July 19, 2024, 2:00pm

Where to Attend

ATL 3100A



Ali Rad

Event Type

Thesis Defense

Dissertation Committee Chair: Mohammad Hafezi


Michael Gullans

Zohreh Davoudi

Victor Albert

Christopher Jarzynski 

Abstract: Statistical learning is emerging as a new paradigm in science.

This has ignited interest within our inherently quantum world in exploring quantum machines for their advantages in learning, generating, and predicting various aspects of our universe by processing both quantum and classical data. In parallel, the pursuit of scalable science through physical simulations using both digital and analog quantum computers is rising on the horizon.

In the first part, we investigate how physics can help classical Artificial Intelligence (AI) by studying hybrid classical-quantum algorithms. We focus on quantum generative models and address challenges like barren plateaus during the training of quantum machines. We further examine the generalization capabilities of quantum machine learning models, phase transitions in the over-parameterized regime using random matrix theory, and their effective behavior approximated by Gaussian processes.

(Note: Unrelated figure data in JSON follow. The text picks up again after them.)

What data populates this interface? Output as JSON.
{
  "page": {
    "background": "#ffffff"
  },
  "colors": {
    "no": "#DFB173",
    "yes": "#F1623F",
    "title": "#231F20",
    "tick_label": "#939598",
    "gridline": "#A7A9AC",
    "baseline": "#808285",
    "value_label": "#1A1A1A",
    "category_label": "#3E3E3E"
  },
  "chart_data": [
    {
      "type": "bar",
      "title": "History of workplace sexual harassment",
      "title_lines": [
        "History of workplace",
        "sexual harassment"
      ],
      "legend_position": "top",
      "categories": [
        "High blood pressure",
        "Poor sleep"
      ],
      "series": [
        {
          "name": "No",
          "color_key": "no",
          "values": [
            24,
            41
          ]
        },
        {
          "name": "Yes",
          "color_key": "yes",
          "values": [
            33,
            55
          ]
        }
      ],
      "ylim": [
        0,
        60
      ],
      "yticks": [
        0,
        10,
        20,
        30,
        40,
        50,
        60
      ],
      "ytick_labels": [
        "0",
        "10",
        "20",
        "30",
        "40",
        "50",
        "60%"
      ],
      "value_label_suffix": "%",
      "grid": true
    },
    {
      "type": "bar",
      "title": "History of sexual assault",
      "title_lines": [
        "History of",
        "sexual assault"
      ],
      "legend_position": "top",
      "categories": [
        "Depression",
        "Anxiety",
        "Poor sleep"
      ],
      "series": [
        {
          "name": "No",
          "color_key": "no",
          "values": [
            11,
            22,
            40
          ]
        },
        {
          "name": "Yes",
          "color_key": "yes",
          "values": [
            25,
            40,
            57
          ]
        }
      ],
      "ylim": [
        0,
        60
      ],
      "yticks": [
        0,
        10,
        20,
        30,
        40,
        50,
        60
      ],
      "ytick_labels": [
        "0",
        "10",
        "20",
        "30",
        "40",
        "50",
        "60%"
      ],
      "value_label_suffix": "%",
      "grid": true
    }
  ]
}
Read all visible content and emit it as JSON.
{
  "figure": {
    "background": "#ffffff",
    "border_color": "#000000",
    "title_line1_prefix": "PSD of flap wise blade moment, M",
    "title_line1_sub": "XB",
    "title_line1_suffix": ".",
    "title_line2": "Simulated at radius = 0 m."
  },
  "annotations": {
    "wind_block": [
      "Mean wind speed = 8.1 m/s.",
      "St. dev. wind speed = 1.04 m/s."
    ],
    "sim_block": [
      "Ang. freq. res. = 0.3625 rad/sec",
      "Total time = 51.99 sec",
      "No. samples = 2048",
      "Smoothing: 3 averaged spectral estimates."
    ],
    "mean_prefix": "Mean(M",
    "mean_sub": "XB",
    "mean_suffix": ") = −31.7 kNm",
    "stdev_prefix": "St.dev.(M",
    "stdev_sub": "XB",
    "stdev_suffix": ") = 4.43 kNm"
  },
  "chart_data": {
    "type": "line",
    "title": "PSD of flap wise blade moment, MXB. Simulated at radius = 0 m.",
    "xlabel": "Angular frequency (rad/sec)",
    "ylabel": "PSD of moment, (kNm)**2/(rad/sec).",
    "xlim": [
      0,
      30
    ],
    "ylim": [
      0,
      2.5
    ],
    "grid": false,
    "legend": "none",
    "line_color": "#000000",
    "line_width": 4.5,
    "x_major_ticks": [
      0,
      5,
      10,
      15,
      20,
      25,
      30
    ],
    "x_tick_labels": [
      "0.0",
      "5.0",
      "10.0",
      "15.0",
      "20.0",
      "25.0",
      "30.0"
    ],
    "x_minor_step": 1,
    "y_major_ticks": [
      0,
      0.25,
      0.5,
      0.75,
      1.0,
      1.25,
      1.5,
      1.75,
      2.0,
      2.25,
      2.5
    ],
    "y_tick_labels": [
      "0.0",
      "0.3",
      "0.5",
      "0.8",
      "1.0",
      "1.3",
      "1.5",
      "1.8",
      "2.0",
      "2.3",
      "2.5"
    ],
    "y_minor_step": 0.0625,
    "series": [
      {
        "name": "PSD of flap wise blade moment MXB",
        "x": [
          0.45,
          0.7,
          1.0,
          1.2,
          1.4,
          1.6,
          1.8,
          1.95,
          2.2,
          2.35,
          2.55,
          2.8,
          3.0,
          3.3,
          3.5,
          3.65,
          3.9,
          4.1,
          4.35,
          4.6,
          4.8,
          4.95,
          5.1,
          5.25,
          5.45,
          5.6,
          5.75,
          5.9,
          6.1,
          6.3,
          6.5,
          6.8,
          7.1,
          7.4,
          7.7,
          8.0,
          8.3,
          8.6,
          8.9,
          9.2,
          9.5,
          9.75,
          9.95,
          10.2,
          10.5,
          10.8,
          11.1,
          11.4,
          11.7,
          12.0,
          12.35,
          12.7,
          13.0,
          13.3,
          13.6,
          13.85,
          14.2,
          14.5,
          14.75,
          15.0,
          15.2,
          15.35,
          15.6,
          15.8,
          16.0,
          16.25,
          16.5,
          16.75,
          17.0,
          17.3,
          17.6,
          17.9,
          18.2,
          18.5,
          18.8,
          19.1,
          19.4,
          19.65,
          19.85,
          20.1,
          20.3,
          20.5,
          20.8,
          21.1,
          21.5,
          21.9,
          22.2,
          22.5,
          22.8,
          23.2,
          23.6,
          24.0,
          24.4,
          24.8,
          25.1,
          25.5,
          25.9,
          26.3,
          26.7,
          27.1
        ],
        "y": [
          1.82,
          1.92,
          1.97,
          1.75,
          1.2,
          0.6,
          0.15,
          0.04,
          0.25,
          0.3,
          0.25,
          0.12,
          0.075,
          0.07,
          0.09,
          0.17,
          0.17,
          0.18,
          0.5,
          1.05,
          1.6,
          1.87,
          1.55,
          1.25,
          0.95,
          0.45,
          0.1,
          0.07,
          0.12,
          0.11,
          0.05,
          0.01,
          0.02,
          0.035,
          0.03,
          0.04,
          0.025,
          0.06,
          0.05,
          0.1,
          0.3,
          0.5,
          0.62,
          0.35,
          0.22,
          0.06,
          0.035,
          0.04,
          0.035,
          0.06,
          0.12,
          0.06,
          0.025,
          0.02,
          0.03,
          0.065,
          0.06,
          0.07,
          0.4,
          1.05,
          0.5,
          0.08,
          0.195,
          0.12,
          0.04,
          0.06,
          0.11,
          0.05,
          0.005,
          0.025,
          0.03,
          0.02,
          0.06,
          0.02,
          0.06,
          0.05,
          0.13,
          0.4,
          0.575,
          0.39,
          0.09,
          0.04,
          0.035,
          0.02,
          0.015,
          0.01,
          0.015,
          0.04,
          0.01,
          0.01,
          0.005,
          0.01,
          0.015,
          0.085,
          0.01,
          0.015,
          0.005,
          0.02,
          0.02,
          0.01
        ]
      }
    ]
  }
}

In the second part, we explore how AI can benefit physics. We demonstrate how classical Machine Learning (ML) models can assist in state recognition in qubit systems within solid-state devices. Additionally, we show how ML-inspired optimization methods can enhance the efficiency of digital quantum simulations with ion-trap setups

Finally, in the third part, we focus on how physics can help physics by using quantum systems to simulate other quantum systems. We propose native fermionic analog quantum systems with fermion-spin systems in silicon to explore non-perturbative phenomena in quantum field theory, offering early applications for lattice gauge theory models.